Ökostromumlage Gabriel plant neue Rabatte für Konzerne - zulasten der Verbraucher

Stahlarbeiter bei ThyssenKrupp
Foto: INA FASSBENDER/ REUTERSDeutschlands Industrie kann auf neue Entlastungen hoffen: Alle Firmen, deren Stromverbrauch mehr als 14 Prozent der Bruttowertschöpfung ausmacht, sollen ab 2017 nur noch 20 Prozent der Ökostromumlage zahlen, heißt es in einem Vorschlag des Bundeswirtschaftsministeriums für den sogenannten Paragrafen 64 des Erneuerbare-Energien-Gesetzes (EEG). Bisher lag die Schwelle bei 17 Prozent.
Im Vergleich zur derzeitigen Regelung könnte die Zahl der begünstigten Unternehmen dadurch "um über hundert, gegebenenfalls auch mehrere Hundert" steigen, heißt es in dem Papier, das SPIEGEL ONLINE vorliegt. Die Kosten sollen auf alle anderen Verbraucher abgewälzt werden, betroffen wären vor allem Haushalte und kleine Unternehmen. Ein durchschnittlicher Dreipersonenhaushalt müsste rund sieben Euro pro Jahr draufzahlen.
Die Zusatzkosten für den Einzelnen halten sich also in Grenzen. Für die betroffenen Firmen würde sich die angepeilte Regelung dagegen richtig lohnen. Sie zahlen dann für die Kilowattstunde Strom nur noch 1,27 Cent EEG-Umlage - statt 6,54 Cent. Unternehmen, die besonders viel Elektrizität verbrauchen, sparen so leicht zweistellige Millionenbeträge.
Im Parlament wird der Gesetzentwurf heftig kritisiert. Denn eigentlich sollten Stromfresserfirmen für solch großzügige Rabatte eine Gegenleistung erbringen. Die schwarz-rote Regierung hatte in ihrem Koalitionsvertrag vereinbart, dass Unternehmen für Privilegien bei der Ökostromumlage "wirtschaftlich sinnvolle und technologisch machbare Fortschritte bei der Energieeffizienz" machen müssen.
Formulierungen von der Industrielobby übernommen
Noch Mitte Juni waren in einem Entwurf des EEG entsprechende Auflagen für Rabatte bei der Ökostromumlage vorgesehen. Dann, einen Tag bevor Gabriel die EEG-Novelle durchs Kabinett brachte, wurden eben diese Auflagen auf Geheiß von Michael Fuchs, dem stellvertretenden Chef der Unionsfraktion, aus dem Entwurf gestrichen. "Gabriel wollte das Gesetz unbedingt verabschieden", heißt es in der SPD. "Er musste der Union dazu entgegenzukommen."
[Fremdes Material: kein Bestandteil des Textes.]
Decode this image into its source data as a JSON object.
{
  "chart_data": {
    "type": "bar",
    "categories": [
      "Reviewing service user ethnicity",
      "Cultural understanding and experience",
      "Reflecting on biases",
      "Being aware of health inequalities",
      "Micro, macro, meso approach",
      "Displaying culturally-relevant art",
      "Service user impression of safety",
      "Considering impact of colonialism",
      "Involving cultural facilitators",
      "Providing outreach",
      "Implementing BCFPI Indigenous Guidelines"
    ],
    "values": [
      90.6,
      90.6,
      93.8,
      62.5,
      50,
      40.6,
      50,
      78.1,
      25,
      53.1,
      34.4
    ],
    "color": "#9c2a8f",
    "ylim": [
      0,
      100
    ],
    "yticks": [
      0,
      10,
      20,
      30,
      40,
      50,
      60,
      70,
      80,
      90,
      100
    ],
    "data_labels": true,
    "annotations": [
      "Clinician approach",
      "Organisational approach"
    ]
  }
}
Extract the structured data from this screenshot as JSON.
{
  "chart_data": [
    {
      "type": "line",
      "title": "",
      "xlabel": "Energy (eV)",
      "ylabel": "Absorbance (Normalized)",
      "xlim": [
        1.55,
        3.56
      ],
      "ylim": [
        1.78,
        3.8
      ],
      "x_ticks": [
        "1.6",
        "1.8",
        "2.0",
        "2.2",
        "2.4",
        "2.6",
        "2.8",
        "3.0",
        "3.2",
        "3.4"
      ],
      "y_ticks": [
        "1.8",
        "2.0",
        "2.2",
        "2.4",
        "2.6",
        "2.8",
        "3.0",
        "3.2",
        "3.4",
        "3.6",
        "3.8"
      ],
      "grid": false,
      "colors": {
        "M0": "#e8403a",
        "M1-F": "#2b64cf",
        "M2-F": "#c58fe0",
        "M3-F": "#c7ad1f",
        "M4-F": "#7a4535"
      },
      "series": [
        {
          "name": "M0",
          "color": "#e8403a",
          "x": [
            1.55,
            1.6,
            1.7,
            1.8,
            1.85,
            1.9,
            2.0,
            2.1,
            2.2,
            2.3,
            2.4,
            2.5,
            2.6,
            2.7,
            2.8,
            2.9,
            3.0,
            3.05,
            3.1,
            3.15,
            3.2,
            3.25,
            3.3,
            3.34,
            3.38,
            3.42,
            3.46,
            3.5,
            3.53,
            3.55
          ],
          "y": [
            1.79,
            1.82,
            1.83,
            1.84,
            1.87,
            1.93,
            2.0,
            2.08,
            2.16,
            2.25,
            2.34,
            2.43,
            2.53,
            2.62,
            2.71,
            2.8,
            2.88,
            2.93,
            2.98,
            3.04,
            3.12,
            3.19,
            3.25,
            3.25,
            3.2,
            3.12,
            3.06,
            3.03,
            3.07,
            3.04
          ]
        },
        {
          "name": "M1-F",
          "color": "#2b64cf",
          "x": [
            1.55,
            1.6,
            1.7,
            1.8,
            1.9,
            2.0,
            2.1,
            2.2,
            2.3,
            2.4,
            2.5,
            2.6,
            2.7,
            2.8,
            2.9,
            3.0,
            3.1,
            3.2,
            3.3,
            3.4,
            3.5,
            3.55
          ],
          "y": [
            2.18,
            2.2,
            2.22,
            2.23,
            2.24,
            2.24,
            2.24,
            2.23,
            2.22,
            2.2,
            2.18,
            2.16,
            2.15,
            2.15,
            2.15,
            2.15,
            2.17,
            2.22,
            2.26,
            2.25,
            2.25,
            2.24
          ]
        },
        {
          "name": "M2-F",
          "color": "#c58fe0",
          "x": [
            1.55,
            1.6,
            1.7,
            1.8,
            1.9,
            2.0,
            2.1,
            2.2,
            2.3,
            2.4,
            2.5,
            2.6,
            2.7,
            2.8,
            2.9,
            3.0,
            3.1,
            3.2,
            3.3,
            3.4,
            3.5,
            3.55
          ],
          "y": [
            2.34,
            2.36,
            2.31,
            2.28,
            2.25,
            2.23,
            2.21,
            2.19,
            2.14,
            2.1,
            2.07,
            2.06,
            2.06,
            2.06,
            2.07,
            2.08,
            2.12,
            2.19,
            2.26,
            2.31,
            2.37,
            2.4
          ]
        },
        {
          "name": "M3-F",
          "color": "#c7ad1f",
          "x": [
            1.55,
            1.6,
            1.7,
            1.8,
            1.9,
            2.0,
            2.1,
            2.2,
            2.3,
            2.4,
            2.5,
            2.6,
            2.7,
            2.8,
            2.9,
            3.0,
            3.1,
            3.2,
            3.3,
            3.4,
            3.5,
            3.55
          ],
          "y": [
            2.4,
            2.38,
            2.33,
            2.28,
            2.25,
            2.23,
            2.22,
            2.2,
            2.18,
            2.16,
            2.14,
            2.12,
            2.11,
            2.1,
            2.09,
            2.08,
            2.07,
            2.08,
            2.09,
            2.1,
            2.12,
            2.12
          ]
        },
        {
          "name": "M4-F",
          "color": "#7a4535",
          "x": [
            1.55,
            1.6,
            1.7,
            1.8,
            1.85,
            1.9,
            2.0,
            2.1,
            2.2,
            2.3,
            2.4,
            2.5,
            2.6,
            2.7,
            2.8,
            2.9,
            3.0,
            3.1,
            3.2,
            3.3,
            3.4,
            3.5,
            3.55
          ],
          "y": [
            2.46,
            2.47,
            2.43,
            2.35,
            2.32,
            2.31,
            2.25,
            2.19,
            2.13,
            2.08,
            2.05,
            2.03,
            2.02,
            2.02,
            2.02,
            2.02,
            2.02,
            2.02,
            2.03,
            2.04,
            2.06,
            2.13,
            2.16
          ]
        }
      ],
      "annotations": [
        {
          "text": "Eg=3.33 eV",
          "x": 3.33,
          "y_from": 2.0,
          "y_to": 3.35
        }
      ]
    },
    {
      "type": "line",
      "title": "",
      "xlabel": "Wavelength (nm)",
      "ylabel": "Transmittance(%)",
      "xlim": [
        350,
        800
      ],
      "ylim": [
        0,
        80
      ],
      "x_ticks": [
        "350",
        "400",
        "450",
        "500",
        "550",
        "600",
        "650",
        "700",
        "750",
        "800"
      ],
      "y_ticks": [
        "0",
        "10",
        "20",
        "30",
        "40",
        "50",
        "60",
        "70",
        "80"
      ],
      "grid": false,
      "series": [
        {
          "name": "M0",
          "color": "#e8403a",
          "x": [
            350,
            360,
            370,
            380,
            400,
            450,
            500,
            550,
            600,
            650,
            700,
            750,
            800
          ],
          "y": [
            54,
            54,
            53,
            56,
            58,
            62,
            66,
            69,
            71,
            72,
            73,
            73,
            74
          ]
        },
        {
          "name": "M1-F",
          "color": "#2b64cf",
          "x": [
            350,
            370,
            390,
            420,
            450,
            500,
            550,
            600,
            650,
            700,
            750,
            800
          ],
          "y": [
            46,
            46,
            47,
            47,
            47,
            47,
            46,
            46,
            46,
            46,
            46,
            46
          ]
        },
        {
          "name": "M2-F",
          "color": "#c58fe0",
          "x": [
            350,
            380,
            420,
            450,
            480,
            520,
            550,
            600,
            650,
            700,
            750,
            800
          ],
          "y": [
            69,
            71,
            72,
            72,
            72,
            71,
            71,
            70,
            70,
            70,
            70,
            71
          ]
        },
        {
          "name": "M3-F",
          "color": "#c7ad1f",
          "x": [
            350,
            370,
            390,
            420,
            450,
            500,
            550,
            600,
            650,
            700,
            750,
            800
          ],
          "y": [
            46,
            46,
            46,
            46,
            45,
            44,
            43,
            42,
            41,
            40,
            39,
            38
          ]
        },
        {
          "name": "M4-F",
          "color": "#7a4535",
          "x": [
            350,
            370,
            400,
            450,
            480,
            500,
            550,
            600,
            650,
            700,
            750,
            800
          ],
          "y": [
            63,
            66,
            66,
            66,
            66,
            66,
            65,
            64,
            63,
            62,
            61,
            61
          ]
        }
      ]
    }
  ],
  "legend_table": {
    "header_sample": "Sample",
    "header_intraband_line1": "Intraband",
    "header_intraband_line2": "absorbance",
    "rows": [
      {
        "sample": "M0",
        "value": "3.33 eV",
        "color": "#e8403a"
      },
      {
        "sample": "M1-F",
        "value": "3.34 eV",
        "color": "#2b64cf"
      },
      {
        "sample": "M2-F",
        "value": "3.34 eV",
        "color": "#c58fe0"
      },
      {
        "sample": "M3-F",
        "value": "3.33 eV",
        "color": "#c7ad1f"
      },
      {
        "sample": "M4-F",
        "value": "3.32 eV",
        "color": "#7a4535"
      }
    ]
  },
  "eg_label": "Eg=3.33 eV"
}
Das Resultat ist nun ein Vorschlag des Bundeswirtschaftsministeriums für den Paragrafen 64, der in weiten Teilen einer "Formulierungshilfe" gleicht, die der Bundesverband der Deutschen Industrie (BDI) im April an die Regierung geschickt hatte. Ein Lobbytext also.
Für Gabriel ist die nächtliche Volte beim EEG peinlich. Er muss sich nicht nur vorwerfen lassen, ein Versprechen aus dem Koalitionsvertrag gebrochen zu haben - er spricht auch aktuell anders, als er handelt: Derzeit läuft eine große Kampagne des Wirtschaftsministeriums mit dem Titel "Deutschland macht's effizient" - in der es eben genau darum geht, den Energieverbrauch der Bundesrepublik effizienter zu gestalten.
Die Deutsche Unternehmensinitiative Energieeffizienz fordert das Parlament auf, das EEG in seiner aktuellen Form zu stoppen. "Der Bundestag erweist der Energiewende einen Bärendienst, wenn er die EEG-Begünstigungen ausweitet, ohne dass die Unternehmen im Gegenzug einen sorgfältigen Umgang mit Energie nachweisen müssen", sagt Claire Range, die Industrieexpertin der Deneff.
Das Bundeswirtschaftsministerium wollte zu dem Papier und zu den Vorwürfen nicht Stellung nehmen.